Si elles assistent impuissantes à l’insalubrité galopante dans notre capitale, les populations ne cessent d’interpeller les autorités, notamment municipales, qui restent toujours sourdes et muettes comme des carpes. «Les déchets sont mal gérés au Mali tant dans les régions, dans les communes, dans les arrondissements que dans les quartiers. Cela est dû à un manque de dépôts des déchets. Pour mieux gérer ces déchets, on doit d’abord avoir des dépôts de transit dans tous les quartiers et des dépôts finaux dans toutes les communes. Au niveau des dépôts finaux, on doit les trier. Ceux qui doivent être valorisés seront retenus et les autres, incinérés», conseille un fin connaisseur du domaine.
Suite donc aux interpellations incessantes de nos concitoyens, nos autorités n’ont trouvé mieux que d’investir elles-mêmes le terrain pour leur montrer leur bonne volonté d’assainir la capitale Bamako. Surtout qu’Ozone-Mali ne parvient pas à combler les attentes.
On se souvient encore que le samedi 18 décembre 2015, la Coordination des associations pour le développement de Bagadadji (Coadeb) avait organisé une Journée de salubrité du Centre hospitalier universitaire Gabriel Touré, en le débarrassant de ses saletés. Mais en fait, cette initiative était une idée originale de l’Association «Balai Sanitaire» dirigée par Balla Mariko. Idée très rapidement détournée par la Coadeb pour soigner l’image du gouvernement en place. Dans la foulée, ce jour, il fallait voir trois ministres de la République manifester leur zèle, tout comme s’il n’y avait pas un Département ou des structures en charge de l’assainissement dans notre pays. «Nos autorités, qui ont longtemps passé sous silence les conditions inhumaines des patients et travailleurs de cet hôpital, sont arrivées ce matin avant même l’arrivée de nos bénévoles pour nettoyer cet hôpital. Cela, à notre grande surprise», martelait Balla Mariko, qui préside aussi l’Association humanitaire «Solidaris223».Tout cela, soutenait-il, pour détourner l’attention des populations.
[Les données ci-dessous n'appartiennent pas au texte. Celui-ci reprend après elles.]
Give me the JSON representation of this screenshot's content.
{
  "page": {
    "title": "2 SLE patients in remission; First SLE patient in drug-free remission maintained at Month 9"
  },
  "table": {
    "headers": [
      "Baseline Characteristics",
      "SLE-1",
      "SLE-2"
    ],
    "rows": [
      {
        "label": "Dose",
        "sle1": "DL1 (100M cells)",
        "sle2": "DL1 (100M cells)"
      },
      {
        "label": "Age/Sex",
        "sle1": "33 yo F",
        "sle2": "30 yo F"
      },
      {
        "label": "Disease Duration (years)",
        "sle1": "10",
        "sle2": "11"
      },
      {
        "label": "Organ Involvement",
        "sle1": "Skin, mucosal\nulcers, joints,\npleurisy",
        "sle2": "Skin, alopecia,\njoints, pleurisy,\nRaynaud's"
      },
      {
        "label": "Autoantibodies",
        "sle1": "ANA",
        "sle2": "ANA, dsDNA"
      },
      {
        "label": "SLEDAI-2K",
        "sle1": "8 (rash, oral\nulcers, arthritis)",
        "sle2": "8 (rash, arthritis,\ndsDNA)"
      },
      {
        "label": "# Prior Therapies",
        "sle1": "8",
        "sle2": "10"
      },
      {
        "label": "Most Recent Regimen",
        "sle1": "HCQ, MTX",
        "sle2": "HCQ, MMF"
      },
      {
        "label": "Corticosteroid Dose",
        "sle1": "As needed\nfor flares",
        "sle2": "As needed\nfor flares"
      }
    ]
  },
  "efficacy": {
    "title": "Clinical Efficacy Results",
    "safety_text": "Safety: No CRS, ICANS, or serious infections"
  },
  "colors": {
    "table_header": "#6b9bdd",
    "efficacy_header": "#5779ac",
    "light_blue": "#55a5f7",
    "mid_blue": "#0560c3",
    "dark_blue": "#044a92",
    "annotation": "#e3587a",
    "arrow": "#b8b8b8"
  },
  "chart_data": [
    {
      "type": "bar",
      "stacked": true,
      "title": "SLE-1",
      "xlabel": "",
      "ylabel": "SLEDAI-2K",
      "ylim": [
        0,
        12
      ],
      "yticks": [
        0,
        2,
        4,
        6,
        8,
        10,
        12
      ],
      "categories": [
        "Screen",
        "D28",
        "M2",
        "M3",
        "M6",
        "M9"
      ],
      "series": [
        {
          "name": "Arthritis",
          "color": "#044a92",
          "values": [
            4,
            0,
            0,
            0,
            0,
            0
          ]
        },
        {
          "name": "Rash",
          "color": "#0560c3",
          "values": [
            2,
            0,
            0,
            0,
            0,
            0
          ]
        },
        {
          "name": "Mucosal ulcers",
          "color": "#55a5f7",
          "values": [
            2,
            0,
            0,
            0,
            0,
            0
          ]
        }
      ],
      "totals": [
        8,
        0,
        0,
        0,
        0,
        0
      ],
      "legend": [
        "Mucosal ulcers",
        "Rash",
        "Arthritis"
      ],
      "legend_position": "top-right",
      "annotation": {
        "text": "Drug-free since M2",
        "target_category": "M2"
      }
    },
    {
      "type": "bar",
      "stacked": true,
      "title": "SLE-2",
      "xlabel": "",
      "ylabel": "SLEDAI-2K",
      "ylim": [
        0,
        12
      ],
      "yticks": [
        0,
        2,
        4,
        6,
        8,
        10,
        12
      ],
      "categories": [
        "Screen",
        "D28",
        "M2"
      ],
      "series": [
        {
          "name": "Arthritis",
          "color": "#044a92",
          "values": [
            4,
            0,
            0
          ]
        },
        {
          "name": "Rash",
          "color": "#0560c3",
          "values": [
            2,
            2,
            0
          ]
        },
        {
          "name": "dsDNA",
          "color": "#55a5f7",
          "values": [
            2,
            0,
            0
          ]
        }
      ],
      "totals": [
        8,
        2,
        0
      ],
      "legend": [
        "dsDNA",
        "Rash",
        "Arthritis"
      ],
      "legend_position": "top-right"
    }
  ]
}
Et pour mieux y parvenir, c’est le président de la République qui a choisi de rentrer dans la danse, d’investir ce «marché de dupes» dans lequel le peuple est inconsciemment embarqué. En tout cas, ce samedi 28 mai 2016, ils étaient presque tous là, les barons du pays : le président IBK en tête du peloton ; le Premier ministre, Modibo Kéïta ; plus d’une dizaine de ministres, le directeur de Cabinet de la Présidence de la République et autres dignitaires du pays. Avec balais, râteaux, brouettes… ils faisaient honte aux Maliennes et aux Maliens.
De qui se moquent nos gouvernants actuels ? Faire du cinéma ou du cirque pour prouver à l’opinion nationale et internationale qu’on travaille, cela ressemble fort à une foutaise ! Nos plus hautes autorités feraient mieux de se constituer en un GIE (Groupement d’intérêt économique) pour remplacer Ozone-Mali, au lieu de se donner en spectacle pour ternir davantage l’image de notre pays.